É claro que “Real beleza” está longe da perfeição. As excessivas referências literárias, por exemplo, trancam um pouco a desenvoltura da narrativa, soando forçadas e um tanto narcisistas. No final das contas, entretanto, também revelam que as ambições artísticas de Furtado são altas – é melhor pecar pela ousadia do que pelo comodismo. Junto a “Mercado de notícia”, essa produção mais recente do cineasta deixa evidente seu amadurecimento artístico, confirmando até algumas das boas promessas que se insinuavam no vigoroso e irregular “Houve uma vez dois verões” (2002), e que pareciam ter ficado pelo caminho em algumas de suas produções posteriores.

sexta-feira, agosto 21, 2015

Mãe e filho, de Alexander Sokurov ***1/2


Poucos diretores em atividade têm uma assinatura artística tão característica quanto a do cineasta russo Alexander Sokurov. Seu estilo é ostensivamente identificável logo nas primeiras imagens de qualquer de seus filmes. Aquilo que alguns podem identificar como mera repetição, na realidade está muito mais para uma depuração extrema na concepção e realização de suas produções. Nesse contexto, “Mãe e filho” (1997) traz no seu bojo elementos formais e temáticos que se cristalizariam de forma ainda mais intensa em “A arca russa” (2002) e “Fausto” (2011). A premissa do roteiro é simples na sua aparência: a relação de um filho com a sua mãe moribunda tendo como cenário o interior campestre da Rússia. Esse intimismo bucólico, entretanto, vai ganhando uma dimensão mais ampla com o desenvolvimento da narrativa. Sokurov constrói uma obra de ambientação rarefeita e de texto elíptico – a estética realista vai se dissolvendo em nome de uma linguagem anti-naturalista. Nesse contexto, a obra se converte num misto de poesia e simbolismo intrincado. Os diálogos são evasivos e carregados de metáforas, enquanto a direção de fotografia converte suas imagens em quadros vivos de iluminação e enquadramentos expressivos e delirantes. O ritmo da narrativa é lento, como se evocasse um pesadelo melancólico em câmera lenta. Talvez aí resida a síntese criativa de “Mãe e filho”: a junção entre a beleza plástica de seu formalismo e a sua perturbada atmosfera de um sonho ruim, resultando em uma obra que se cola no imaginário do espectador de forma contundente.
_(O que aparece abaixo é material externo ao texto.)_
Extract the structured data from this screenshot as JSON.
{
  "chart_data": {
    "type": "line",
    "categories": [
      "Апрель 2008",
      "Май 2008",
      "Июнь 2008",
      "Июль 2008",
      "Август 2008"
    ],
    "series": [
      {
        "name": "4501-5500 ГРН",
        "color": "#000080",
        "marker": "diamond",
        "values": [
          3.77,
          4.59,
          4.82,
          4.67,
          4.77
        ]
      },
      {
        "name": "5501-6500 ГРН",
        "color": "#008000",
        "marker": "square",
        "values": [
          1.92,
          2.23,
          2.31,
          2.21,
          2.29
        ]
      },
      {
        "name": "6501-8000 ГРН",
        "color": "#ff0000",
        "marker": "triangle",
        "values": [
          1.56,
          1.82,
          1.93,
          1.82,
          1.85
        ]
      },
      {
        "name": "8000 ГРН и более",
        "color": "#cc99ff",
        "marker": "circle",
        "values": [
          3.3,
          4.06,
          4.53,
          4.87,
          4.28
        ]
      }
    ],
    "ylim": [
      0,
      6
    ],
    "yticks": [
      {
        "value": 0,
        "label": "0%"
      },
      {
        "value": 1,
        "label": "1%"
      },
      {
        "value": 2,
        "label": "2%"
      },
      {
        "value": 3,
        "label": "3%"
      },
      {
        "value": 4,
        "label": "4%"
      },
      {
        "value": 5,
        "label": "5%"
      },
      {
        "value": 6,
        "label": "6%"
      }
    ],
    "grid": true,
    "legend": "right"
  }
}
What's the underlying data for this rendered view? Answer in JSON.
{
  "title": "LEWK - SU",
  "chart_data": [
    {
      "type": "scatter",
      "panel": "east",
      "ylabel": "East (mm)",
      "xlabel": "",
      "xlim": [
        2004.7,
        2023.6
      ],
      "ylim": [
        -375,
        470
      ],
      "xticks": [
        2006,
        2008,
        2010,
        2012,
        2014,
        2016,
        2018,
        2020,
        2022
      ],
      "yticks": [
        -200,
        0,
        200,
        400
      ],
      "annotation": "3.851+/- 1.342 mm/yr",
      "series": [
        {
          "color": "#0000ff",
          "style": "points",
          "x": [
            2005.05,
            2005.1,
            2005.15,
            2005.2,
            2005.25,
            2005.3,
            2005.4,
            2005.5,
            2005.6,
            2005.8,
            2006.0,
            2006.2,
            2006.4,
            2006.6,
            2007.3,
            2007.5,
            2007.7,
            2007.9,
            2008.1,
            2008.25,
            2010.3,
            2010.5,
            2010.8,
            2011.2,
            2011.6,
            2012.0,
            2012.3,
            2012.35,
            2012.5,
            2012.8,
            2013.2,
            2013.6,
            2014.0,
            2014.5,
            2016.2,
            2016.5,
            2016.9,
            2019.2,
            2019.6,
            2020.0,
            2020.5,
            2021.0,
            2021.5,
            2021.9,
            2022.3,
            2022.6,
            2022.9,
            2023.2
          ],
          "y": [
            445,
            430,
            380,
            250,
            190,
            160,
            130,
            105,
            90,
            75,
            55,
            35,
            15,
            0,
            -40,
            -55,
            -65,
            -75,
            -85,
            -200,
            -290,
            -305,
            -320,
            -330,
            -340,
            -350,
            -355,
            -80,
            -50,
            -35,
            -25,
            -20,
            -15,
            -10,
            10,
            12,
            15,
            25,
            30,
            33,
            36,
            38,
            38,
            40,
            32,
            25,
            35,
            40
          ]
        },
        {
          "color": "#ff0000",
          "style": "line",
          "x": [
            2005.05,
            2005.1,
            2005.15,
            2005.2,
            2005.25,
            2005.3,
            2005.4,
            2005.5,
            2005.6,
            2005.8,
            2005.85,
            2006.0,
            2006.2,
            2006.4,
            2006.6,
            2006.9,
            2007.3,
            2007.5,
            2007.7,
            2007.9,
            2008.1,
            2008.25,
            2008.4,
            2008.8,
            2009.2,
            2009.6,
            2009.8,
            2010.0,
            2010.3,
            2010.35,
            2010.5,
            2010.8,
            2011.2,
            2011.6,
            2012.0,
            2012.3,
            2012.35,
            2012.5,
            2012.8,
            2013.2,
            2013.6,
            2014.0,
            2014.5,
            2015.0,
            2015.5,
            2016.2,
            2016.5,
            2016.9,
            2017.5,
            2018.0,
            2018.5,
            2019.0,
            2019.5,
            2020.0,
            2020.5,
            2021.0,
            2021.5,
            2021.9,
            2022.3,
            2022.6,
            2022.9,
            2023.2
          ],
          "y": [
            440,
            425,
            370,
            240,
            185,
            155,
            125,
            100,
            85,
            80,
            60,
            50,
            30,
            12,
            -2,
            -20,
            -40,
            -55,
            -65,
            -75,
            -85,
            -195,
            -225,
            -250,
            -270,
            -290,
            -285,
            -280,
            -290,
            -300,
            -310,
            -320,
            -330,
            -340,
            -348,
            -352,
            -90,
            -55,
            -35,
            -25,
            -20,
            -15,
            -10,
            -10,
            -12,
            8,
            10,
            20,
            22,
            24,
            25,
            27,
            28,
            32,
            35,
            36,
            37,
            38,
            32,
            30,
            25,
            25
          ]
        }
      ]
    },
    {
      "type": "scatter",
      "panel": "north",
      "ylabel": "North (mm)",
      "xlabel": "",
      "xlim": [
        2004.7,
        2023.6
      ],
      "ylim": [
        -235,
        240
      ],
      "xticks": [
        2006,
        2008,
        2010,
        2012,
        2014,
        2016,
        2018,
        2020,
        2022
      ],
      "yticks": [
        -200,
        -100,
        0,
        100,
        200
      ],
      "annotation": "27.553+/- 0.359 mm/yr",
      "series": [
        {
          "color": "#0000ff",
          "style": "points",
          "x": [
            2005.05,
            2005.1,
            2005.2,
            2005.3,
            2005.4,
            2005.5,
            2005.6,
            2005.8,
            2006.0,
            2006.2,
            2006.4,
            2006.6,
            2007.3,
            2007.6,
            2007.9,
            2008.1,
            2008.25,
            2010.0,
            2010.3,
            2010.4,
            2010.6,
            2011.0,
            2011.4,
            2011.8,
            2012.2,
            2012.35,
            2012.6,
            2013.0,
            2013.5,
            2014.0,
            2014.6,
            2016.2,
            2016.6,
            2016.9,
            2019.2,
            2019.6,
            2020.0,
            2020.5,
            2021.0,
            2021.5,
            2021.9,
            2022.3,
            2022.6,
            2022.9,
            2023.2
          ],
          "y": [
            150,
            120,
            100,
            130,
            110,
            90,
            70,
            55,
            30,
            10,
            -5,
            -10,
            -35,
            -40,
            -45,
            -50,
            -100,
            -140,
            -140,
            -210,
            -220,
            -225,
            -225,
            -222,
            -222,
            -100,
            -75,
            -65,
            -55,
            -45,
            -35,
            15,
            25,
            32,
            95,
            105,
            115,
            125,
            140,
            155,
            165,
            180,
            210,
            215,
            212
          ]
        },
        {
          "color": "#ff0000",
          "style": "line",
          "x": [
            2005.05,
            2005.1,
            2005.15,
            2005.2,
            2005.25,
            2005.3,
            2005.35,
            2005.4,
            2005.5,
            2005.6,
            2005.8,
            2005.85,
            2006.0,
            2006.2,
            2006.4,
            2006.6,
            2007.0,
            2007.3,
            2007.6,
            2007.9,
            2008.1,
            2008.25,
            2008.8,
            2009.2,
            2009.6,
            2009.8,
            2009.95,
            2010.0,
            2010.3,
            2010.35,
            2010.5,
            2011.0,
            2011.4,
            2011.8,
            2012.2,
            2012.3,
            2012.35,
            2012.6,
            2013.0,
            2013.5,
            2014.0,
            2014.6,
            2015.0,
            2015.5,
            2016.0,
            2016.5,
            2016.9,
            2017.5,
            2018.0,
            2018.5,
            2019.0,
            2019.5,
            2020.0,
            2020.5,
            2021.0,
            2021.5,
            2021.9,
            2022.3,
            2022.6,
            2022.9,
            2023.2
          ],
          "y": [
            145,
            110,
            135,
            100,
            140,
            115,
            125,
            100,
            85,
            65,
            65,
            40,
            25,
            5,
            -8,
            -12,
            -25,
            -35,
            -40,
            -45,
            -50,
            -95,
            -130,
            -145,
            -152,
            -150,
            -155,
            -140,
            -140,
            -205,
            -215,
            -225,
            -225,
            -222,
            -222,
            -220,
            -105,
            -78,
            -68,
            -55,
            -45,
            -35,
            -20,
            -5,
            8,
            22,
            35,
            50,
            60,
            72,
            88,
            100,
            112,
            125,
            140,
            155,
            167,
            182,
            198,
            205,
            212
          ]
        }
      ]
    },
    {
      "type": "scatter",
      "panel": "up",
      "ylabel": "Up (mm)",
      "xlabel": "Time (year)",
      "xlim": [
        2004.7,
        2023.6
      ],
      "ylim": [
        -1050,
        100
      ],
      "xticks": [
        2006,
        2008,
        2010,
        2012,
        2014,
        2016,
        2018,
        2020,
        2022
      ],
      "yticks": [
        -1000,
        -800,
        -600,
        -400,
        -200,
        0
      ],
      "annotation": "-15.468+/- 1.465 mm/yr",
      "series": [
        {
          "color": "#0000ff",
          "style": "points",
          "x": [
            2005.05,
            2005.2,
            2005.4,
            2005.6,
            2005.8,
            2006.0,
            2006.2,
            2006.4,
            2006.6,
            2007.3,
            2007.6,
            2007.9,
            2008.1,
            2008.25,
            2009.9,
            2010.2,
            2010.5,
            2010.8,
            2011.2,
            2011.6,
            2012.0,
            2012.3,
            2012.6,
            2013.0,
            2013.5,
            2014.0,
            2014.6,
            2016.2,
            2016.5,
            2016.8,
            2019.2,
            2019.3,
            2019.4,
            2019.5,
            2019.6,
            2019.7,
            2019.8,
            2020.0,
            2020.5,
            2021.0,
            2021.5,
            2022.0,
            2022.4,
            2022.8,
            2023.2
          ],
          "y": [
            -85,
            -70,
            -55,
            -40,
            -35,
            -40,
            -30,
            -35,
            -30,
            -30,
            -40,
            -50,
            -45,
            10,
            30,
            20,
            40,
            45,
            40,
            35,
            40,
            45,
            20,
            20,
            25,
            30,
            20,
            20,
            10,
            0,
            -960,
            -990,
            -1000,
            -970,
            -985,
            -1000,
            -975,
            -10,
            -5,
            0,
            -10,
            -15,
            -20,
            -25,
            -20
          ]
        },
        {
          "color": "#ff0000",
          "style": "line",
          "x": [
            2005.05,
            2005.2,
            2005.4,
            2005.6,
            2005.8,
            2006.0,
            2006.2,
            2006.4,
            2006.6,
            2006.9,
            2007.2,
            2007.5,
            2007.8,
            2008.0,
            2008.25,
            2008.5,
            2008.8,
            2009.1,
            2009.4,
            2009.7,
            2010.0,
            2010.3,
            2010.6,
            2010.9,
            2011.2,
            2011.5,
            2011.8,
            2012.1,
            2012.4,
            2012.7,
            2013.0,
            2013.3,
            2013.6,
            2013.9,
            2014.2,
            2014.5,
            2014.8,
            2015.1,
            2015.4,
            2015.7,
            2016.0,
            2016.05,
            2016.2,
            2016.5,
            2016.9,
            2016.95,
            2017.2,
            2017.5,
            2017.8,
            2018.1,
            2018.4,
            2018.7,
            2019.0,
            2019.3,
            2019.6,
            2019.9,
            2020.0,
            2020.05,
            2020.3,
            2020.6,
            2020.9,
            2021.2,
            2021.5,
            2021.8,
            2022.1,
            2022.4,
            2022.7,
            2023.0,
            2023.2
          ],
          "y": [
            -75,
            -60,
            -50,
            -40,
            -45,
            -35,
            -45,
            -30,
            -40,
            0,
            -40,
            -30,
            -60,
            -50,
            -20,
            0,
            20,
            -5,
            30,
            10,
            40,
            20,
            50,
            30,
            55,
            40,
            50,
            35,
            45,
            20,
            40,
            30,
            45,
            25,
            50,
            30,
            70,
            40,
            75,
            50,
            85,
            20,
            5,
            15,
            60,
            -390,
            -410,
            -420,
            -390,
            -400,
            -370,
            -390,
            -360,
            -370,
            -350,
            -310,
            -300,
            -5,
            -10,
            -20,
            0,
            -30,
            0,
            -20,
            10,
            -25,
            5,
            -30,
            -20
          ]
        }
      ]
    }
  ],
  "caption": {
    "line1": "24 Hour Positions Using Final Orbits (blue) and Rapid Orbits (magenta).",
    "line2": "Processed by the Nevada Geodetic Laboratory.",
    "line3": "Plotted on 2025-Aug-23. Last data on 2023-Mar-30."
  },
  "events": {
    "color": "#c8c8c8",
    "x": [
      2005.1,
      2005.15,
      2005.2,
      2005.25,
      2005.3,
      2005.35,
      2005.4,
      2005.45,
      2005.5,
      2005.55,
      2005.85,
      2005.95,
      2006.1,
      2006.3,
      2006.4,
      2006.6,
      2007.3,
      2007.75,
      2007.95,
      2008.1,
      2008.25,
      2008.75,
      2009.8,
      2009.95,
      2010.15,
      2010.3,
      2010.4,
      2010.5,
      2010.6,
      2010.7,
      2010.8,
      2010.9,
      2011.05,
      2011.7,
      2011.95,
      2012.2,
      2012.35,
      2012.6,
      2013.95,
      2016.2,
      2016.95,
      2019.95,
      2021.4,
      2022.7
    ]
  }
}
quinta-feira, agosto 20, 2015

O imigrante russo, de Stanislav Güntner *


O que motiva um profissional da área de distribuição de filmes no Brasil achar que uma produção como “O imigrante russo” (2012) valha a pena ser lançado nas salas nacionais? É de se questionar isso ao se assistir à obra em questão e constatar uma ruindade cinematográfica monumental. Tudo depõe contra o filme: roteiro mal ajambrado que mistura de maneira grosseira uma love story chumbrega com trama policial genérica e estúpida, personagens incrivelmente burros, direção que beira o amador, ausência de cenas que se destaquem por algum truque estético criativo, elenco de interpretações inexpressivas, falta de alguma efetiva tensão dramática, trilha sonora melosa e inconveniente. Por vezes, cai até naquela infalível equação: de tão ruim, chega a ser engraçado. No mais, ainda que a concorrência seja forte, temos aí um forte concorrente a pior filme lançado nos cinemas de Porto Alegre em 2015.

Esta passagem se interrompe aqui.